I mean this is one of the best things of this movie that I love the most, is that we really had the freedom to actually cast who I felt certain was the right performers for the role, which means Agyness and Gayle are two of the main leads of the movie. I had this opportunity, which is very rare, especially now with the way people kind of place value on actors to not say, “Oh, well you’re going to be doing press with people who’ve never seen these performers. We need to just put really famous people in here even if they’re wrong for the movie.” So we were able to really just cast them the old fashioned way, honestly and because they were the best people for the job. Agyness had blown my mind in this movie called “Sunset Song” that she was in. The British film set in Scotland from like 2014 or ’15. It’s a truly astounding performance… if that movie, with that kind of performance, came out in 1996, she would have been nominated for an Oscar. But in 2016, it’s just like a little arthouse movie that a handful of people see and get excited by. That made me always want to work with her. Gayle I wasn’t really familiar with. She was in Noah Baumbach’s last movie, “The Meyerowitz Stories.” She has the same agent as Agyness and she said, “You know, I think that she might really click for this.” I Skyped with her and then she’s just made her own self-take of some scenes. We didn’t ask her to do that, and she just did it. Lizzy and I looked at it and we thought, “Oh man, this is a formidable performer of extreme potential, and we want to get in the room with this actress and see her opposite what you’re doing.” So, it was just really the honest way. It was because we were excited by both of them, and they were both clearly best for this job.

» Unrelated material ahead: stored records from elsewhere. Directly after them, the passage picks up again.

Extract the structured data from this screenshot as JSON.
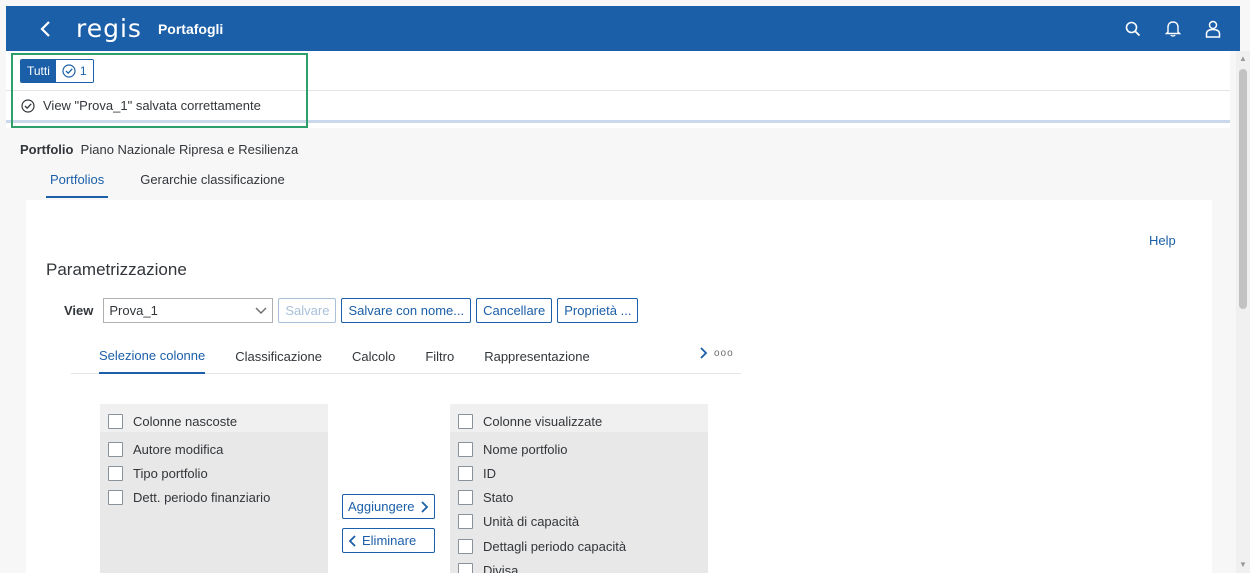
{
  "shell": {
    "logo": "regis",
    "title": "Portafogli"
  },
  "messages": {
    "filter_all": "Tutti",
    "success_count": "1",
    "message_text": "View \"Prova_1\" salvata correttamente"
  },
  "object": {
    "label": "Portfolio",
    "name": "Piano Nazionale Ripresa e Resilienza",
    "tabs": [
      {
        "label": "Portfolios",
        "active": true
      },
      {
        "label": "Gerarchie classificazione",
        "active": false
      }
    ]
  },
  "content": {
    "help": "Help",
    "section_title": "Parametrizzazione",
    "view": {
      "label": "View",
      "selected": "Prova_1",
      "save": "Salvare",
      "save_as": "Salvare con nome...",
      "delete": "Cancellare",
      "properties": "Proprietà ..."
    },
    "sub_tabs": [
      {
        "label": "Selezione colonne",
        "active": true
      },
      {
        "label": "Classificazione",
        "active": false
      },
      {
        "label": "Calcolo",
        "active": false
      },
      {
        "label": "Filtro",
        "active": false
      },
      {
        "label": "Rappresentazione",
        "active": false
      }
    ],
    "more_dots": "ooo",
    "hidden_columns": {
      "header": "Colonne nascoste",
      "items": [
        "Autore modifica",
        "Tipo portfolio",
        "Dett. periodo finanziario"
      ]
    },
    "visible_columns": {
      "header": "Colonne visualizzate",
      "items": [
        "Nome portfolio",
        "ID",
        "Stato",
        "Unità di capacità",
        "Dettagli periodo capacità",
        "Divisa"
      ]
    },
    "add_button": "Aggiungere",
    "remove_button": "Eliminare"
  },
  "colors": {
    "shell_bg": "#1b5fa8",
    "accent": "#1b5fa8",
    "success": "#2e9e6b"
  }
}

Also, many of the more familiar actors we knew were playing different roles, and a few I didn’t recognize like Cara Delevigne and Amber Heard.

I just love putting together a big ensemble cast. I don’t have the luxury and therefore I’ve learned to not need auditions or chemistry reads. It’s really just based on just the feel of talking to them and their response to the script and my ability to picture them in the movie. With someone like Cara, who I’d only seen in “Suicide Squad” and things like that, she was just so perfect for this movie. I kinda know her as an actress a little, and I’m kind of aware that she’s very well known in fashion and other things, but really, just our conversation for an hour and a half convinced me that she wants so badly to be in a movie like this. I think she’ll, so clearly that she’s correct for this. It’s just a lot of fun to put that stuff together.

This has been done since last Fall, so you’ve been developing anything else writing-wise? Has writing “Christopher Robin” for Disney gotten you interested in writing more studio stuff? What’s been going on since then?

Not a whole lot. We kind of made this movie very quickly and very focused, which was great. “Christopher Robin” and this kinda were unveiled a month apart, which was fine because I wrote them at the same time. I really don’t have anything else at the moment. I mean, this one, I feel like I made five movies in this one movie. Which leaves me with a dubious sense of what else is there. If there’s anything else … I mean the only thing I even have that I’ve ever done any work on that’s beyond just an idea is my long-gestating passion project adaptation of Don DeLillo’s The Names, which only has to be the next movie because there’s no other movie I have thought about making for the last three years. I kind of used up everything I had on “Her Smell.” Yeah, just kind of taking it easy.

Oh, nice. Well, you have to do that once in a while, for sure. Alex, it was great talking to you again. I’m sure I’ll see you around the New York scene.

Her Smell” is now playing in New York and will expand to L.A. and other cities on Friday.